Getirilmek istenen şeyin başkanlık sistemi olmadığını savunan Kocasakal, "Biz neyi tartışıyoruz. Başkanlık sitemi geliyor diye konuşuyor ve tartışıyoruz. Bu getirilmek istenen şey başkanlık sistemi değil ki? Başkanlık sistemi değil bu. Başkanlık sistemi kendi içinde bir sistemdir. Konuşulabilir ve tartışılabilir. Ben karşı çıkarım gene. Türkiye'nin bünyesine uygun değil. Ama başkanlık dediğiniz sistemde de kuvvetler ayrılığı vardır. Artı çok güçlü bir siyasi ve hukuki denetim vardır. Bir kere başkanlık sistemini ne olduğunu biliyor muyuz. Başkanlık sistemi ne?, Parlamenter sistem ne? Bu getirmek istedikleri ne? Üçünü yan yana koyduğunuzda tablo net ortaya çıkacak" dedi.

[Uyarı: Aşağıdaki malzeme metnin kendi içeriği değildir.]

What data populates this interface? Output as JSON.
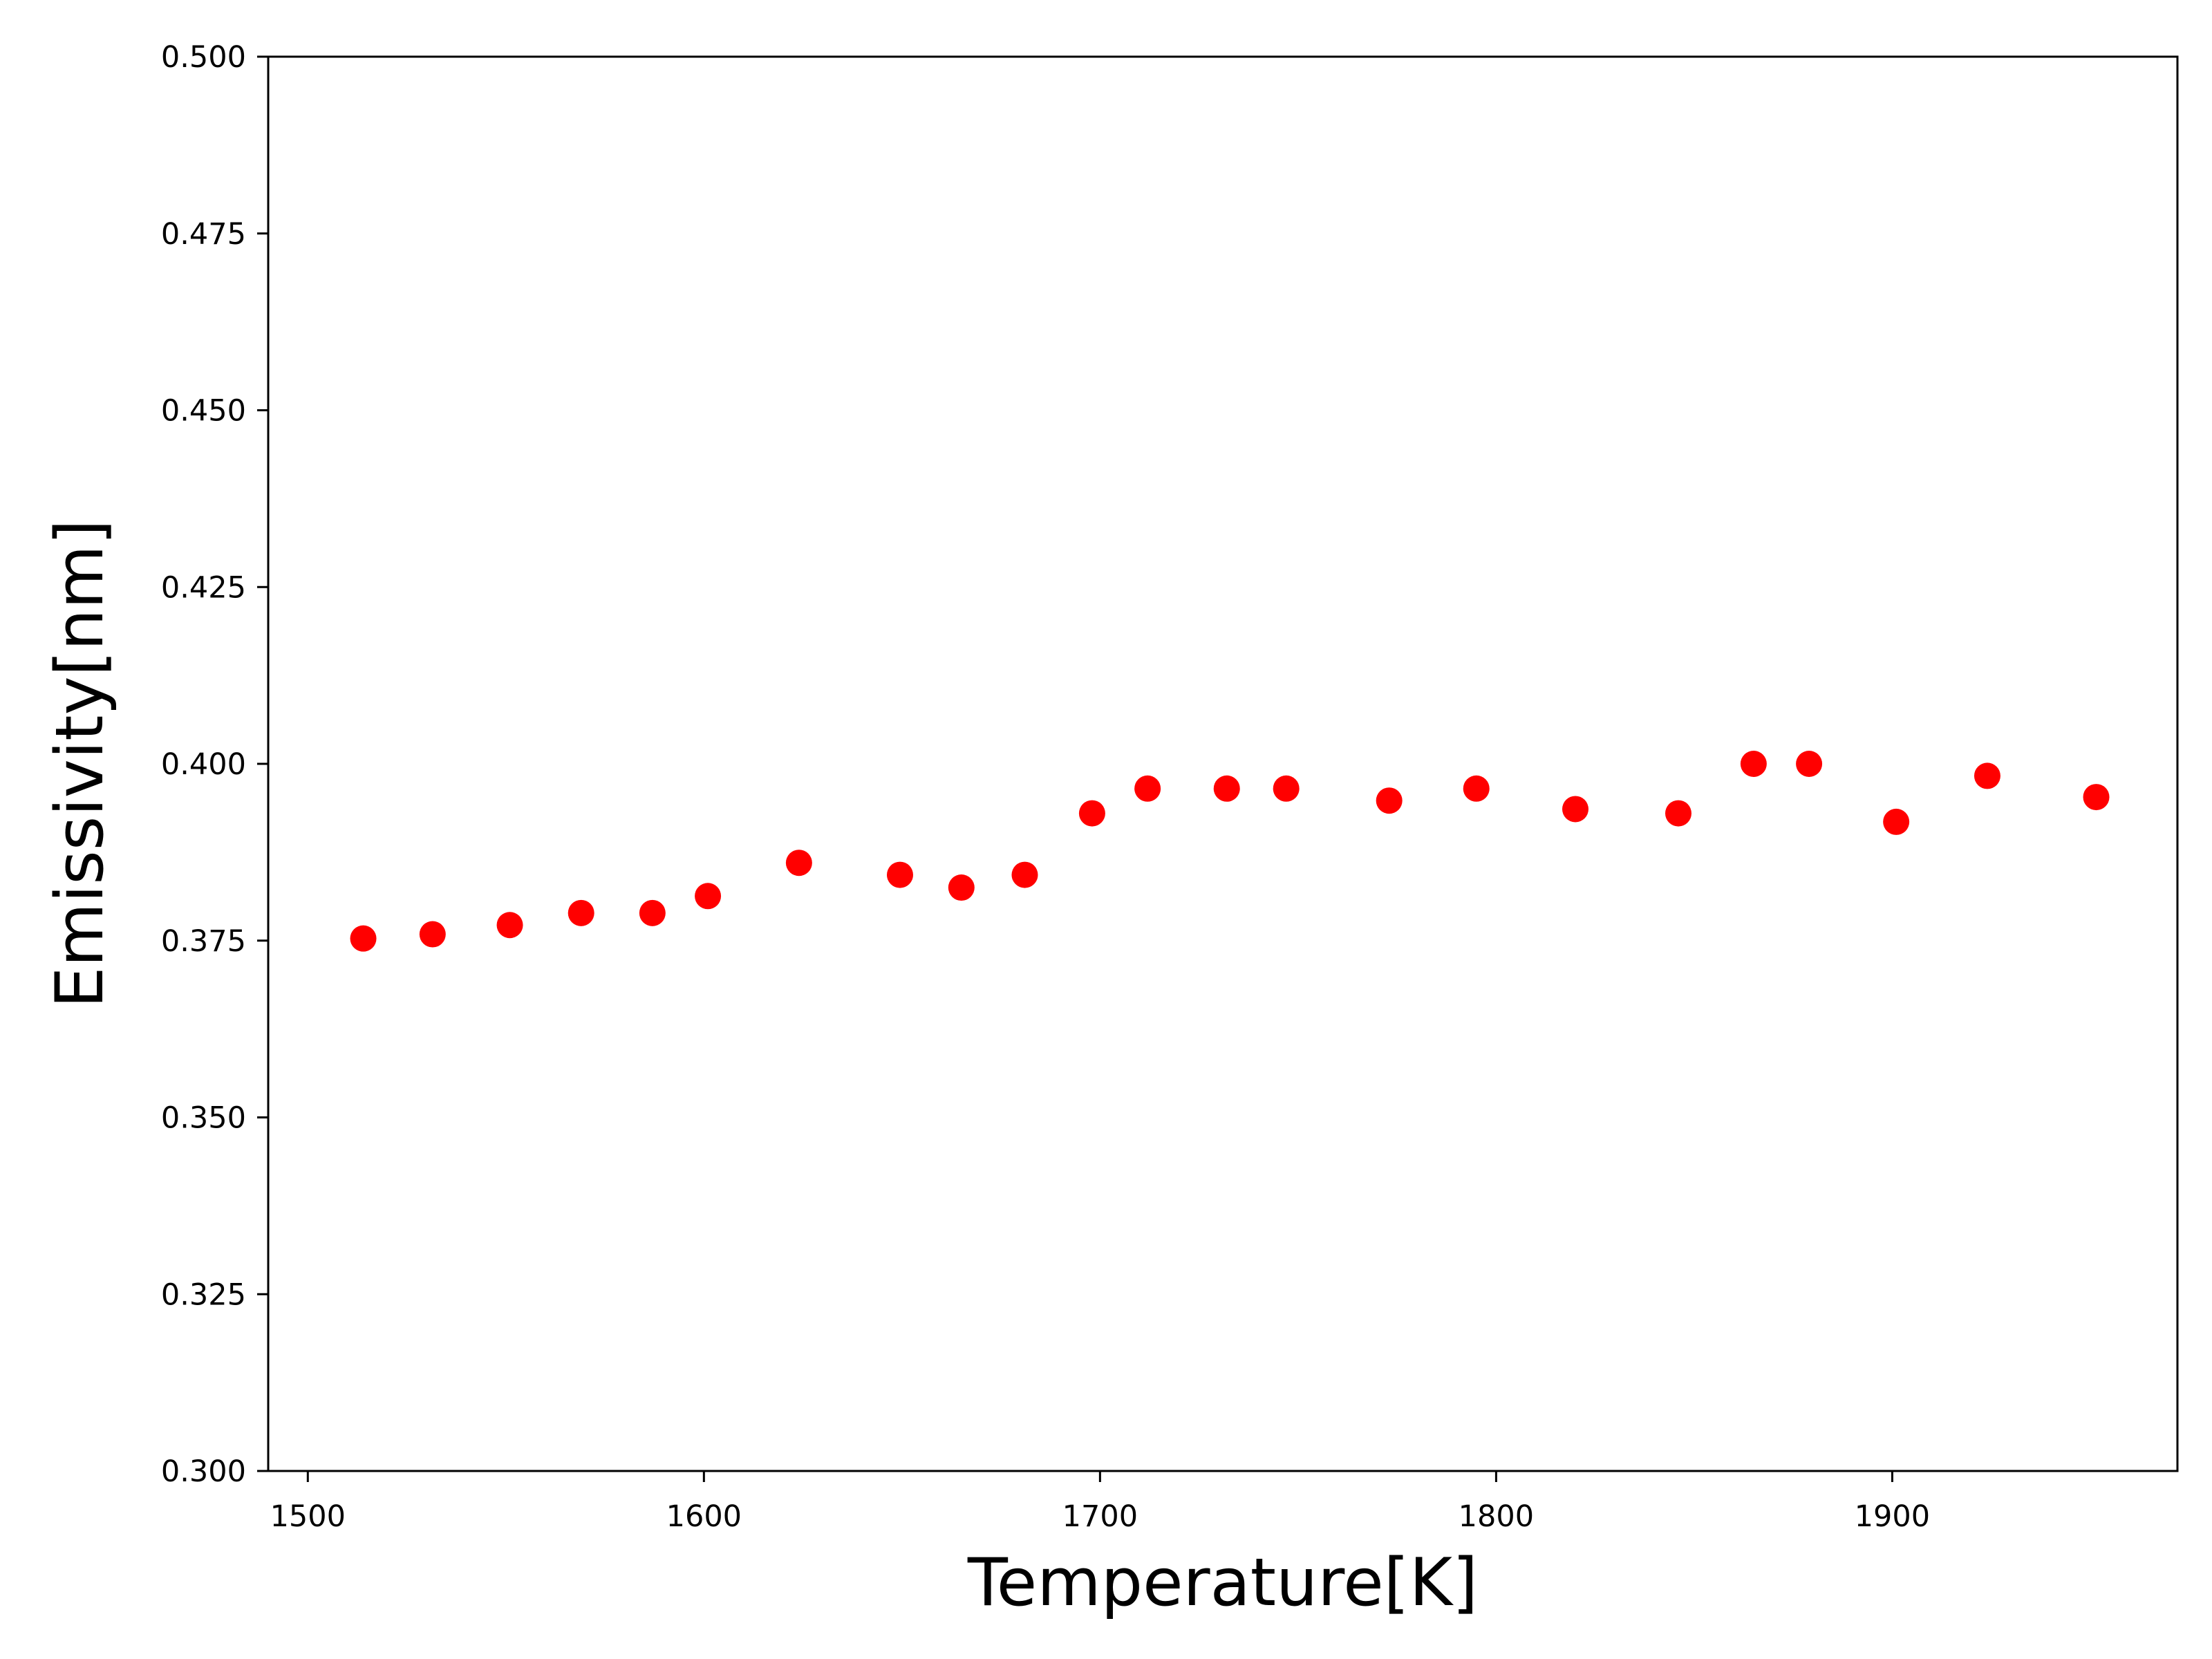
{
  "chart_data": {
    "type": "scatter",
    "title": "",
    "xlabel": "Temperature[K]",
    "ylabel": "Emissivity[nm]",
    "xlim": [
      1490,
      1972
    ],
    "ylim": [
      0.3,
      0.5
    ],
    "xticks": [
      1500,
      1600,
      1700,
      1800,
      1900
    ],
    "yticks": [
      0.3,
      0.325,
      0.35,
      0.375,
      0.4,
      0.425,
      0.45,
      0.475,
      0.5
    ],
    "xtick_labels": [
      "1500",
      "1600",
      "1700",
      "1800",
      "1900"
    ],
    "ytick_labels": [
      "0.300",
      "0.325",
      "0.350",
      "0.375",
      "0.400",
      "0.425",
      "0.450",
      "0.475",
      "0.500"
    ],
    "grid": false,
    "legend": false,
    "marker_color": "#ff0000",
    "series": [
      {
        "x": [
          1514,
          1531.5,
          1551,
          1569,
          1587,
          1601,
          1624,
          1649.5,
          1665,
          1681,
          1698,
          1712,
          1732,
          1747,
          1773,
          1795,
          1820,
          1846,
          1865,
          1879,
          1901,
          1924,
          1951.5
        ],
        "y": [
          0.3753,
          0.3759,
          0.3772,
          0.3789,
          0.3789,
          0.3813,
          0.386,
          0.3843,
          0.3825,
          0.3843,
          0.393,
          0.3965,
          0.3965,
          0.3965,
          0.3948,
          0.3965,
          0.3936,
          0.393,
          0.4,
          0.4,
          0.3918,
          0.3983,
          0.3953
        ]
      }
    ]
  }
}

'İKTİDARIN İSTEĞİNE EN YAKIN SİSTEM AFRİKA TİPİ'

Dünyada 3 tip başkanlık sistemi olduğunu söyleyen Ümit Kocasakal, Türkiye'ye getirilmek istenen sistemin Afrika tipine yakın olduğunu öne sürdü. Kocasakal şöyle devam etti:

"Başkanlık sistemi de, parlamenter sistem de her ikisi de kuvvetler ayrılığına dayalı ve demokratik sistemler. Bir kere bunu kabul edelim. İkisinde de kuvvetler ayrılığı var. Dünyada ama 3 tip başkanlık sistemi var. Dördüncüsü yok. Şimdi Türk tipi diyorlar buna. Buna, bu sisteme Türk tipi demek, inanın bana Türk milletine bir hakarettir. Yani Türk milleti demokrasiyle idare edilmeye layık değil, o yüzden Türk tipi diyorlar aslında. Aklımızla, Türk Milletinin aklıyla alay ediyorlar. Bakın 3 tip başkanlık sistemi var. Bir, Amerikan tipi. Sadece Amerika'da uygulanabiliniyor. Amerikan dışında uygulanabildiği ikinci ülke yok. İki, Latin Amerika tipi. Meksika, Uruguay, ora, bura. Onu anlatmaya bile gerek yok. Nasıl sonuçlar verdiğini. Üç, Afrika tipi. Bence bizim bu iktidarın isteğine en yakın o, bu üçü arasında. Afrika tipi."

Kocasakal, Amerika Birleşik Devletleri'nde yargıçların kimsenin karşısında önünü iliklemediğini belirterek, "Amerika'da Obama, şimdi Trump, bir salona girdiğinde hiçbir federal mahkeme hakimi ayağa kalkmaz, önüne iliklemez, çay toplamaya ve fabrika açılışına katılmaz" dedi.

'GENLERİMİZDE PARLAMENTER SİSTEM VAR'

Parlamenter sistemin Türkiye'nin geleneğine ve genlerine uygun olduğunu söyleyen Ümit Kocasakal, "1921 Anayasası Meclis hükümetidir, 1924 anayasası yarı meclis anayasasıdır. Demek ki bizim geleneğimizde ve genlerimizde parlamenter sistem var. Bu tasarıda gazi Meclis, şehit Meclis'e dönüşüyor. Şehit oluyor Meclis. Bu sistemde milletvekili yok. Çünkü bu sistemde millet yok. Meclisin kanun çıkarma gibi bir durumu yok, çok kısıtlı. Meclis denetimi yok, gensoru yok, müzakere yok. Ben soruyorum, ne işe yarayacak o Meclis. Eğer bu böyle geçecekse bari tasarruf olsun, Meclis falan olmasın, ne gerek var 600 tane milletvekiline o kadar milletin parasını vereceğiz. Bu tasarıya göre hukuki denetim de yok. Her şey kararname, ben ona artık kralname diyorum. Kanun hükmünde kralname. Padişah demek bile yanlış. Yemin ediyorum size 1876 Kanun-i Esasi'nden daha geride. Vallahi Abdülhamit'in bu kadar yetkisi yok. Ve biz şu anda Atatürk'e dahi verilmeyen yetkileri konuşuyoruz" diye konuştu.